Sunday, July 19, 2015

Recipes of the Week–July 20, 2015

Golden Beet and Beet-Greens Salad with Yogurt, Mint and Dill

From: http://cooking.nytimes.com/recipes/12545-golden-beet-and-beet-greens-salad-with-yogurt-mint-and-dill


  • 2 pounds medium golden beets in skin, well washed (or red or other beets)
  • 12 to 16 ounces beet greens (or chard or other greens)
  • 1 teaspoon coriander seeds
  • 1 teaspoon cumin seeds

For the vinaigrette

  • cup red onion or shallot, finely diced
  • 2 garlic cloves, finely grated
  • 3 tablespoons red wine vinegar
  • Salt and pepper
  • 1 teaspoon toasted cumin-coriander mixture
  • Pinch cayenne
  • 4 tablespoons extra virgin olive oil

For the yogurt sauce

  • 1 cup full-fat plain yogurt
  • 1 garlic clove, finely grated
  • Salt and pepper to taste
  • Pinch cayenne
  • 1 teaspoon toasted cumin-coriander mixture
  • 2 tablespoons fresh mint, finely chopped
  • 1 tablespoon extra virgin olive oil
  • 3 tablespoons freshly snipped dill for garnish


Roast the beets: Put them in a baking dish in one layer (if some beets are larger, halve them so they will cook evenly).
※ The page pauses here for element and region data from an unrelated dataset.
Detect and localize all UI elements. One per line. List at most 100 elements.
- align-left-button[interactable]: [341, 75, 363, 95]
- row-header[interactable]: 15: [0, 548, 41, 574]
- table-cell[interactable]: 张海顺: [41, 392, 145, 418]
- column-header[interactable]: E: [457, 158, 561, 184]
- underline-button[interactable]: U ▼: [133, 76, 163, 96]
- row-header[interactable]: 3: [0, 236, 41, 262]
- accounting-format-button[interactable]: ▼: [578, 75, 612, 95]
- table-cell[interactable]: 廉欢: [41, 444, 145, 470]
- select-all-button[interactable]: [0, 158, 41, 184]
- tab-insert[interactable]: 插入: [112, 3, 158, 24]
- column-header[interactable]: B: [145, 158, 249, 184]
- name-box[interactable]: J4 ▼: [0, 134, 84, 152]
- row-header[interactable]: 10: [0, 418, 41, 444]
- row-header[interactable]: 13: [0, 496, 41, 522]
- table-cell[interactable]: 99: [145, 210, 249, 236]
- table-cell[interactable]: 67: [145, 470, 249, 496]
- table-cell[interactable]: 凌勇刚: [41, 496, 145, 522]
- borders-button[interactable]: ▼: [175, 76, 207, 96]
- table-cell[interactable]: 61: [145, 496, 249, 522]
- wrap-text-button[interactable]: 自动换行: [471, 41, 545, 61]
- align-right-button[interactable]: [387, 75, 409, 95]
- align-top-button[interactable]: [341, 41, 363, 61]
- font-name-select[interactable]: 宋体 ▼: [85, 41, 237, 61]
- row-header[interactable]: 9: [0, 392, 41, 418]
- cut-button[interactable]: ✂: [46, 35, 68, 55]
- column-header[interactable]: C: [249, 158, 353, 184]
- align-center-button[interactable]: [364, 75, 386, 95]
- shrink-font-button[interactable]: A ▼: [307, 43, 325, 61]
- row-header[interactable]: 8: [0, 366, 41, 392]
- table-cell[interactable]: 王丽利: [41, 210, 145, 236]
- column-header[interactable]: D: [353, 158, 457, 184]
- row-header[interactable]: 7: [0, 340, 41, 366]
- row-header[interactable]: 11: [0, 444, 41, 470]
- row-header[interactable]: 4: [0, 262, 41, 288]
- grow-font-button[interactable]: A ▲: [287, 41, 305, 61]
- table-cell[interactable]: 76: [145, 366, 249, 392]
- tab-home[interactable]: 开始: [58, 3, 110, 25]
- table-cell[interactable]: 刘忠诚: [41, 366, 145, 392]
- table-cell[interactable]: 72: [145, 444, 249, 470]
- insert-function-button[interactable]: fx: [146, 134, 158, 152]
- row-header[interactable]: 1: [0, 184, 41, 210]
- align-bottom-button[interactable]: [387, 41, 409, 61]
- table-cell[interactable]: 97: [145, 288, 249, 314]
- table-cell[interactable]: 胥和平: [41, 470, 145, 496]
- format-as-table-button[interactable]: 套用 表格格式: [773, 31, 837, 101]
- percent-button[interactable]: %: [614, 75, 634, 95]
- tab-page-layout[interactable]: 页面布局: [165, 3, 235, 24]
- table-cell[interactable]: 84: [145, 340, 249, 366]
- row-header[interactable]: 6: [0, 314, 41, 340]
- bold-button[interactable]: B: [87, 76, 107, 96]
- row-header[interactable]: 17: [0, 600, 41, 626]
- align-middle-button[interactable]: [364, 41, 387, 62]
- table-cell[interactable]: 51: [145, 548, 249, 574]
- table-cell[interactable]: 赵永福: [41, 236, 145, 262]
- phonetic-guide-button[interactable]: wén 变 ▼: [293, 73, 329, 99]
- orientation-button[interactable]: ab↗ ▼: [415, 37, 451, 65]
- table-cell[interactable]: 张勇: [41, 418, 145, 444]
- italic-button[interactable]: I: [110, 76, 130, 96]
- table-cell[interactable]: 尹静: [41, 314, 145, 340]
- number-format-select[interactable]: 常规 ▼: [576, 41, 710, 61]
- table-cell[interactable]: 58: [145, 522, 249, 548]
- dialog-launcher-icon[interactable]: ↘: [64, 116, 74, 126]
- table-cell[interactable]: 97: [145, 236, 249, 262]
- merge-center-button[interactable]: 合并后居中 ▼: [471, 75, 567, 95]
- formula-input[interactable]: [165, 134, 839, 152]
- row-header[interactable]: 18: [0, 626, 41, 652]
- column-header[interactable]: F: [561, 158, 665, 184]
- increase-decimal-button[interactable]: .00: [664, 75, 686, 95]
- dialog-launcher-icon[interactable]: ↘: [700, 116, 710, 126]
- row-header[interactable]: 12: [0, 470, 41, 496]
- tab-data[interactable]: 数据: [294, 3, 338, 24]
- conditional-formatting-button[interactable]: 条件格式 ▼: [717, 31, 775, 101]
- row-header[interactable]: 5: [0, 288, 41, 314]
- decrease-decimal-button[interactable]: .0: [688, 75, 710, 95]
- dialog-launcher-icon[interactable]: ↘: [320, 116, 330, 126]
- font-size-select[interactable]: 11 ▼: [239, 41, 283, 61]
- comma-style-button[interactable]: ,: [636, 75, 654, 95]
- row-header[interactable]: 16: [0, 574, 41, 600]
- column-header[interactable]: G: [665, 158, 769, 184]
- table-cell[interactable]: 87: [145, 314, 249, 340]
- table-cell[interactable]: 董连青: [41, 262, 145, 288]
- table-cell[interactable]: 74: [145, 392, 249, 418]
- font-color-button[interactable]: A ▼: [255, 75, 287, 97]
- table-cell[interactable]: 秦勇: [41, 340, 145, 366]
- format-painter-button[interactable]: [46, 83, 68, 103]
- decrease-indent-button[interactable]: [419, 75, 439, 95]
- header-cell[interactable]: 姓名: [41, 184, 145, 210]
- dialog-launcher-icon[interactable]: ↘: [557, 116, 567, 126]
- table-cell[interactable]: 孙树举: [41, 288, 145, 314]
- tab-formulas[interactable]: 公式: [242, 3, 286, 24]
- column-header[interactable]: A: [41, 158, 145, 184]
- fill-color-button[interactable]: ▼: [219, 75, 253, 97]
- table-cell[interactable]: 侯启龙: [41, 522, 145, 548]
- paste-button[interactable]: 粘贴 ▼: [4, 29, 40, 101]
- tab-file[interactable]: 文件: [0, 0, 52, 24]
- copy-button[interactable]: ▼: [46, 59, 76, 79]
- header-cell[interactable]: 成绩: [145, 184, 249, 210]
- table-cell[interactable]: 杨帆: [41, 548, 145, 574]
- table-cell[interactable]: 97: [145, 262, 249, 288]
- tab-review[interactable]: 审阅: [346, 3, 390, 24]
Add about 2 inches water to the pan and cover tightly with foil. Bake at 375 degrees for at least an hour, or up to one and a half hours, until fork tender. Remove the foil, pour off the liquid and let cool for a few minutes, then peel while still slightly warm. Cut into wedges and set aside.

Cut beet greens into 1-inch ribbons, then wash well 3 times in abundant cold water to remove any sand or grit. Bring a large pot salted water to boil. Add the greens and cook briefly till wilted, about 2 minutes. Drain, cool under running water, then squeeze out excess water.

In a dry pan over medium heat, toast the coriander and cumin seeds until fragrant and just lightly browned, about 2 minutes. Grind to a coarse powder in a mortar or spice mill.

Make the vinaigrette: Put the onion, garlic and vinegar in a small bowl and leave for 5 minutes or so, then whisk in the remaining ingredients.

Make the yogurt sauce: Put the yogurt in small bowl. Add the garlic, salt and pepper, cayenne, cumin-coriander mixture, mint and olive oil.

Season the beet wedges lightly with salt and dress with half the vinaigrette. In a separate bowl, lightly salt the greens and dress with remaining vinaigrette. Arrange dressed beets and greens on a platter and top with a little smear of the yogurt sauce. Sprinkle with dill, and pass the rest of the yogurt sauce at the table.

Spicy Skillet Turnip Greens  from: http://addapinch.com/cooking/spicy-skillet-turnip-greens-recipe/


  • 1 tablespoon olive oil
  • 1 medium onion, cut into wedges
  • 1 pound turnip greens, cleaned and chopped
  • ¼ cup water
  • pinch brown sugar
  • ⅛ teaspoon red pepper flakes (adjust to preference)




  1. Drizzle olive oil into skillet over medium heat.
  2. Add onion and cook until just tender, about 3 minutes. Then add ½ of turnip greens. Allow to cook down and add the remainder of the greens.
  3. Add water, brown sugar and red pepper flakes. Adjust the amount of red pepper to your personal taste.

 

Tokyo Bekana, - great to eat as you can use both the leaf and the stem. It is Japanese in origin, similar to a small Chinese cabbage. The stalks add a nice crunch to any salad. You can use them cooked or raw. Make a wrap. For a stir-fry add turnip greens, beet greens or chard. It is great in soups as well. You can substitute Tokyo Bekana in any recipes that calls for Pak Choi.

Pickled Tokyo Bekana from: http://growingjapanese.blogpost.com


1 small bunch Tokyo Bekana cabbage
1 small red chili (sliced with seeds removed)
100 ml rice vinegar
100 ml water
60 ml sugar
Black pepper (coarsely ground)

Steam the cabbage for about 5 minutes. Strain and, when cool, squeeze as much moisture out as possible and cut into bite size pieces.

Heat water, rice vinegar and sugar together. When sugar is dissolved, add the chili, then let the syrup cool. Add the cabbage, sprinkle with a pinch of coarsely ground black pepper and chill for at least 4 hours. Serve as a side dish with grilled or fired Japanese dishes.